McDonald’s, Seattle, Wash., Starbucks, the state of California, The Walt Disney Company and Peanut Barrel in East Lansing, Mich. are also making strides towards reducing the amount of plastic used.
On June 15, 2018, McDonald’s announced its plan to phase out plastic straws from its restaurants in the United Kingdom and Ireland and switch to more environmentally-friendly paper-based straws; the fast-food chain also plans to test out environmentally-friendly options in the United States later this year. In a statement obtained by “USA Today,” Francesca DeBiase, who is the company’s Executive Vice President for Global and Supply Chain and Sustainability, said McDonald’s hopes this transition “will support industry-wide change.”
On July 1, 2018, Seattle, Wash. became the first major U.S. city to ban straws. Disobeying this law could result in a $250 fine.
On July 9, 2018, Starbucks announced it would do away with its iconic green straw by 2020 in place of a more environmental-friendly option, which has already been introduced in some stores. In a press release on its website, the coffee chain said this transition will eliminate the use of more than one billion straws a year.
The state of California is also making efforts towards banning plastic straws in sit-down restaurants. If this law goes into effect, violating it could result in a fine between $25-$1,000 and jail time.
The Walt Disney Company became the latest company to join the ban on plastic straws. In a press release on July 26, 2018, the theme park said it will “eliminate single-use plastic straws and plastic stirrers at all owned and operated locations across the globe” by 2019.
East Lansing’s Peanut Barrel restaurant also joined the fight when it announced it would stop issuing plastic straws unless a customer asked for one and would use products that are compostable.
The idea behind plastic bag and plastic straw bans is to preserve the environment and protect its wildlife for future generations to come.
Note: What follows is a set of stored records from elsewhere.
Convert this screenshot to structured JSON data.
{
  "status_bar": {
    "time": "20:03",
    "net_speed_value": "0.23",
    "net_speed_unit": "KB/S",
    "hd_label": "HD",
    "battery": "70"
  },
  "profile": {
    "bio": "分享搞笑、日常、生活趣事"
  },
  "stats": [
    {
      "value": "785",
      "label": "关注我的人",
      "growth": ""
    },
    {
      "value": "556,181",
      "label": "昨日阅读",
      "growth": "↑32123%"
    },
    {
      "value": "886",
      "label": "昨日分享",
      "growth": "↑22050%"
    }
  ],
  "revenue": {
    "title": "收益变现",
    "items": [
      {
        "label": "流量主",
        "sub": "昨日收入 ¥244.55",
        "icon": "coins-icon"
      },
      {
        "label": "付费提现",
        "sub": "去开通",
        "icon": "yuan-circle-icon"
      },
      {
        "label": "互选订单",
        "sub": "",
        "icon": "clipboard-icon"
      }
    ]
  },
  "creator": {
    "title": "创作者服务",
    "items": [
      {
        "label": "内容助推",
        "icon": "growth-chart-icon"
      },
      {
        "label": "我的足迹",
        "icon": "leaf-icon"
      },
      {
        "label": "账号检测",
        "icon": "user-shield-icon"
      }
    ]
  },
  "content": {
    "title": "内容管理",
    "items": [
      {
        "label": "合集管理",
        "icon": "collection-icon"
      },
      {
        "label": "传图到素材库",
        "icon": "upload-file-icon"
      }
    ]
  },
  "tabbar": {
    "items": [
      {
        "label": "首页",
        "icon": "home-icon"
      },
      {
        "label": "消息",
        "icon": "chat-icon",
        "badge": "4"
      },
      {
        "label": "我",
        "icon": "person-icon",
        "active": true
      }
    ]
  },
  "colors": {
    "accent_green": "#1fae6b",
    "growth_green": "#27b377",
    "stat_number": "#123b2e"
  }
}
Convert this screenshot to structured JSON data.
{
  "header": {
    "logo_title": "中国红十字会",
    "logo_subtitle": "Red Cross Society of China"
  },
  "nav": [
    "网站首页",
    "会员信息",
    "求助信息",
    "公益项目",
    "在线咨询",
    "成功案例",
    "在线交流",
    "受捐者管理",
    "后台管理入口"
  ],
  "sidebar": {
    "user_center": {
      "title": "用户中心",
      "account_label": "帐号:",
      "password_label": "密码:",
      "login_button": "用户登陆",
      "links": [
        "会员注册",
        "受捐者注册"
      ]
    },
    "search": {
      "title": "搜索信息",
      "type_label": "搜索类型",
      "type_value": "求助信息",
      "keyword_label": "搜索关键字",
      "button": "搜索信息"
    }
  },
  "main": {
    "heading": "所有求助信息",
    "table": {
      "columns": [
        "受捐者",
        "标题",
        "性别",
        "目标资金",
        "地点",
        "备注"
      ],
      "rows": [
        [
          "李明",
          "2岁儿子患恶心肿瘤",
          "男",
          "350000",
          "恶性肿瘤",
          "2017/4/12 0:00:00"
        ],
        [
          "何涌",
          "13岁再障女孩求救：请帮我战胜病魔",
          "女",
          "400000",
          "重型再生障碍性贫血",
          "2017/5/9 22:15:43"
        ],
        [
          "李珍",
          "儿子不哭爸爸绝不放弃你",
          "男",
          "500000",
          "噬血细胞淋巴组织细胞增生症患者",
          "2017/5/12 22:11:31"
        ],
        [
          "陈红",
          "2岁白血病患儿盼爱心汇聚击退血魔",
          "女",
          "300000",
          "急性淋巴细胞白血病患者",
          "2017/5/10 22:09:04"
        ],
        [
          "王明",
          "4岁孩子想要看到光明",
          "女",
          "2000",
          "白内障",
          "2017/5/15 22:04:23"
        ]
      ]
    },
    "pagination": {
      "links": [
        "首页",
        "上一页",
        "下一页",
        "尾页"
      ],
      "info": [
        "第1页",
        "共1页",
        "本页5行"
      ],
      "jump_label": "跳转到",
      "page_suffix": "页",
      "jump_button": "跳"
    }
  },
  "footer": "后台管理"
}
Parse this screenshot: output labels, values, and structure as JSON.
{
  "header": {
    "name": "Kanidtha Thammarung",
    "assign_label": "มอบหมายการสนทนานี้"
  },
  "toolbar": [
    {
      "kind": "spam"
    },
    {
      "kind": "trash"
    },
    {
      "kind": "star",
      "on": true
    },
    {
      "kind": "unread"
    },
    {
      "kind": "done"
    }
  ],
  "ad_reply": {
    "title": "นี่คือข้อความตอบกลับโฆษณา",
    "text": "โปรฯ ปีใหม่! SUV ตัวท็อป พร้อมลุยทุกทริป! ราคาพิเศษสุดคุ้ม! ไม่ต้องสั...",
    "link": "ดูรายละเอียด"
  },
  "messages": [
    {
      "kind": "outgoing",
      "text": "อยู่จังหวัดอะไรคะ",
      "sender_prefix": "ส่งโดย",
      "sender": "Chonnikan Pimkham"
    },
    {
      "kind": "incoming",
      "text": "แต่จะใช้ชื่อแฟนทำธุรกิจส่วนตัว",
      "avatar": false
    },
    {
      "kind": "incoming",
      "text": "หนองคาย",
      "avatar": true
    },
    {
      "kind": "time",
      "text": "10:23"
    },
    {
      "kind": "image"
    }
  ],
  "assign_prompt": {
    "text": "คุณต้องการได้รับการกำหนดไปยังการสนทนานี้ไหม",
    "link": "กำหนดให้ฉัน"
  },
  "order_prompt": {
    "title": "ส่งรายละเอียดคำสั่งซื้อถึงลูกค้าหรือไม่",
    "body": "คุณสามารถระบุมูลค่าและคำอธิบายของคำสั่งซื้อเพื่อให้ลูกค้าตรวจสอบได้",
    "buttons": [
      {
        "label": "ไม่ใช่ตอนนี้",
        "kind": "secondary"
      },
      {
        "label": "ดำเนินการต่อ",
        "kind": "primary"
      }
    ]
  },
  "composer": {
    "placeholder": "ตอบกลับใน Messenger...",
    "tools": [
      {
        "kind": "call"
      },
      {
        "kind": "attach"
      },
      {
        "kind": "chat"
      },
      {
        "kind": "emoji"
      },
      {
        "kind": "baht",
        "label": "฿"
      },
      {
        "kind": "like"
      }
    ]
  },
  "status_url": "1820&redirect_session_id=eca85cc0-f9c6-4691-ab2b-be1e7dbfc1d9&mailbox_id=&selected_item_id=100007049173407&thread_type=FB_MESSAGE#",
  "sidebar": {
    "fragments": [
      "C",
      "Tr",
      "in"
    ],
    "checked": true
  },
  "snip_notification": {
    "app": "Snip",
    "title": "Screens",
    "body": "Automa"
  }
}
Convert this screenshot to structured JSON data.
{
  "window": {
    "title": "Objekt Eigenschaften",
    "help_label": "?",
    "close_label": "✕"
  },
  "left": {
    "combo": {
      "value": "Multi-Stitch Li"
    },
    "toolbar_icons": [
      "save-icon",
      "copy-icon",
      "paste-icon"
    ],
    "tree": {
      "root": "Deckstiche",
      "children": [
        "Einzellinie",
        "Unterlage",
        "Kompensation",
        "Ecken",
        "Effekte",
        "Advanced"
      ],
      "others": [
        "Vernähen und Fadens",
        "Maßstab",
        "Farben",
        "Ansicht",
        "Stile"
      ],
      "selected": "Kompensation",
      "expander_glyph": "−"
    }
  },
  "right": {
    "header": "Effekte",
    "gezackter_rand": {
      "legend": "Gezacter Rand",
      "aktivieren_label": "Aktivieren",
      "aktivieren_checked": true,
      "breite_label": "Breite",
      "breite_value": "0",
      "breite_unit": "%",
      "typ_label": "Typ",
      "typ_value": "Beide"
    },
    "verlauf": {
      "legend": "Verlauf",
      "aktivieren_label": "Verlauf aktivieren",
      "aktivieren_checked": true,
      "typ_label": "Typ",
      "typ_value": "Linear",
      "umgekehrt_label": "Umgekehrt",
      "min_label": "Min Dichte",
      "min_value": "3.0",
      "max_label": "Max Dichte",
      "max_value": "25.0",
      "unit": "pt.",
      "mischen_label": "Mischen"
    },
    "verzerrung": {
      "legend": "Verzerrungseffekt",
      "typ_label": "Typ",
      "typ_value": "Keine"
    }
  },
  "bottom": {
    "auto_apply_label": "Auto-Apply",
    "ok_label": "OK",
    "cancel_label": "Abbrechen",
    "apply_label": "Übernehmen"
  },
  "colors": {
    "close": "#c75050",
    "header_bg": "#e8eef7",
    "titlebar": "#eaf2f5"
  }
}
“If everyone stopped using plastic straws, imagine just how less plastic there would be in the world and in oceans,” said Michigan State University journalism senior Hannah Holliday. “If everyone used a reusable water bottle, imagine how much less trash we would have. It’s important when thinking about the environment to think about future generations and long-term how we’re affecting our planet, because we’re not going to be here forever; there are going to be people here after us."